Of this programmed cell death of the specific immune response is formed during memory T cells less than 5% of the effector cells are excluded. The cellular and molecular factors that determine the fact that differentiate as a result of activation of naive T cells into short-lived effector cells and the one to the other in long-lived memory cells, are known only in its infancy. The following models for the differentiation of memory T cells are discussed:

• One model assumes the existence of two different naive T - cell subsets, one of which has the potential to mature into effector T cells, while the other can only develop into memory T cells. Convincing experimental data that could support this model, lacking at present.
• In another model, different signals determine in the activation of naive T cells whether an effector or memory T cell is formed. Costimulator -mediated signals convey whether a short-lived effector cell to be created as a result of strong activation or long-lived memory cell for weak signals. This model is supported by animal experimental observations.
• In the third model survived a subset of activated effector memory T cells as because they will either receive signals that hold this differentiation, or because they escape the signals, otherwise initiate programmed cell death. It remains open whether these additional stimuli at random ( stochastic) act on the effector T cells or act by selectively providing only certain cells. Animal experimental results are consistent with this model.

Types

As naive T - cells to different CD4 or CD8 positive cells in the memory T cells. In addition, distinctions at least two functionally different groups within these two types. These are for an effector - memory T cells ( engl. effector memory T cells, TEM) and other central memory T cells ( engl. central memory T cells, TCM). Both groups may be present in both CD4 and CD8 positive in memory T cells. The effector memory T cells are reactivated when a new antigen contact and provide by several divisions many functional effector cells ready. The central memory T cells, however, rest in the secondary lymphatic organs and will not initially have effector function at the site of infection. However, they can easily be activated and in order to develop into effector cells, as soon as the antigen persists. The division of labor between effector memory T cells and central memory T cells has similar features as that between plasma cells and memory B cells.
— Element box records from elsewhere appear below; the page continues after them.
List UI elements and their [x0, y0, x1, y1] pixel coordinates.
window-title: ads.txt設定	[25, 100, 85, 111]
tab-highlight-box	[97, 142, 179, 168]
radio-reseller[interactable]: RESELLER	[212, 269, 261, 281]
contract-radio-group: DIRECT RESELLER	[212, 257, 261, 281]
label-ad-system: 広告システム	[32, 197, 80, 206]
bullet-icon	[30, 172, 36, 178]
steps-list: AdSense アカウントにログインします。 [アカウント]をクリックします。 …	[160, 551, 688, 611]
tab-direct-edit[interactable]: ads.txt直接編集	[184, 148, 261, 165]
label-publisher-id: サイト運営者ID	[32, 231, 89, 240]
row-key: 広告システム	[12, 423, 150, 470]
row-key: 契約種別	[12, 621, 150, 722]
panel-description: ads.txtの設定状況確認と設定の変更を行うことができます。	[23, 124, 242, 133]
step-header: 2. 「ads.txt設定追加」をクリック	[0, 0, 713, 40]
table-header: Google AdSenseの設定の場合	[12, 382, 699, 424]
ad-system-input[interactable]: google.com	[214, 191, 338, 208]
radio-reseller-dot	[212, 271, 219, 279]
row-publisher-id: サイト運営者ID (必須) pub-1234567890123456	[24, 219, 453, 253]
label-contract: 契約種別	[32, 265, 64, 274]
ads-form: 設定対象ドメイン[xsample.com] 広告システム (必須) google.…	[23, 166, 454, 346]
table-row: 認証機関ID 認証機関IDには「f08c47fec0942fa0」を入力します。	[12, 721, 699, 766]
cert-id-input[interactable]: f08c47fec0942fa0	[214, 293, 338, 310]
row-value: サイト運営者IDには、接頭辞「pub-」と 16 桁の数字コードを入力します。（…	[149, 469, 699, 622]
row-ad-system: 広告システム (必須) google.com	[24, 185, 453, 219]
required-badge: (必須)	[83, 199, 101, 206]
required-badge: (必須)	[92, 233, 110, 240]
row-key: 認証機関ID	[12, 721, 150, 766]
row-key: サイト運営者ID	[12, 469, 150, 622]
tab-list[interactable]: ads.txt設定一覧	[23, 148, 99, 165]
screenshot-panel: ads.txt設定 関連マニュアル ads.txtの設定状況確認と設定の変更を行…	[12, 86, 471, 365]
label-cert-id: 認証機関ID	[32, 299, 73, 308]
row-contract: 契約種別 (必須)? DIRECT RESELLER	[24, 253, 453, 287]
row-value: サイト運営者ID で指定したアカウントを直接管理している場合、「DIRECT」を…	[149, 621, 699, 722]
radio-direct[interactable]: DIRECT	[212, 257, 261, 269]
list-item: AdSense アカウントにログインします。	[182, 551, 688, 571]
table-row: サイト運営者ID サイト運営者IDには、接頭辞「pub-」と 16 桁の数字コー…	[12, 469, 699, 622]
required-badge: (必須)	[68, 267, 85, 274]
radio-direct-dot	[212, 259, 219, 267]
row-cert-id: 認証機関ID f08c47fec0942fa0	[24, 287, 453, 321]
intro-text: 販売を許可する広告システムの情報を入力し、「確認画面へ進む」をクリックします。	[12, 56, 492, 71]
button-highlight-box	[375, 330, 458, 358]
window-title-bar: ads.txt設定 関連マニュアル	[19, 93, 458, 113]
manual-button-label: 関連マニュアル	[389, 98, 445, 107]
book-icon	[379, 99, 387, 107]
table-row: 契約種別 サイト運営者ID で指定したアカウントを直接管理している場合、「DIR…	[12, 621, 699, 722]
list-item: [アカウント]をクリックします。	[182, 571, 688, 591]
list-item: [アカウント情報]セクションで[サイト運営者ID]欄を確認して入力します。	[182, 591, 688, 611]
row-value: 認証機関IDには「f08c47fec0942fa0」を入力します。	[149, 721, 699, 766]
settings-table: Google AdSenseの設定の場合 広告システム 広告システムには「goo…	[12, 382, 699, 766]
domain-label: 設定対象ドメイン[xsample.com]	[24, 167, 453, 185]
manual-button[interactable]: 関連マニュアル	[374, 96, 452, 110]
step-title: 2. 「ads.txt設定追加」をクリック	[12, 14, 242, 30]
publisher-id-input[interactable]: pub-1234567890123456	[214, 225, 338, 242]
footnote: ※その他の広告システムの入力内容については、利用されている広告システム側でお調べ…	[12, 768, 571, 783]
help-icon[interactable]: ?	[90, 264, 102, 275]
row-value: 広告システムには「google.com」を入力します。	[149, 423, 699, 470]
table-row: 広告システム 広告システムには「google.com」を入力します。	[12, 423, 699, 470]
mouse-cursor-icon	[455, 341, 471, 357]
• Effector memory T - cells of humans are phenotypically characterized by the fact that they no CCR7 and do not express CD62L as a rule, two markers that are typically expressed on naive T cells. Effector memory T cells can be activated very quickly through their antigen and secrete IFN- γ within hours, IL -4, and IL- fifth

• Central memory T cells possess not only the memory T cell marker CD45R0 (naive T cells express CD45RA ) and CCR7 and CD62L. These cells are readily activated as a naive T cell costimulation and require less in order to be activated. They regulate the expression of CD40L on their cell surface high, enabling them to be more easily activated by the dendritic cells or B cells. After activation of the T cell receptor, these cells produce mainly interleukin -2, after an initial growth phase they differentiate into effector cells, which produce IFN- γ also ( in TH1) or IL -4 ( in TH2).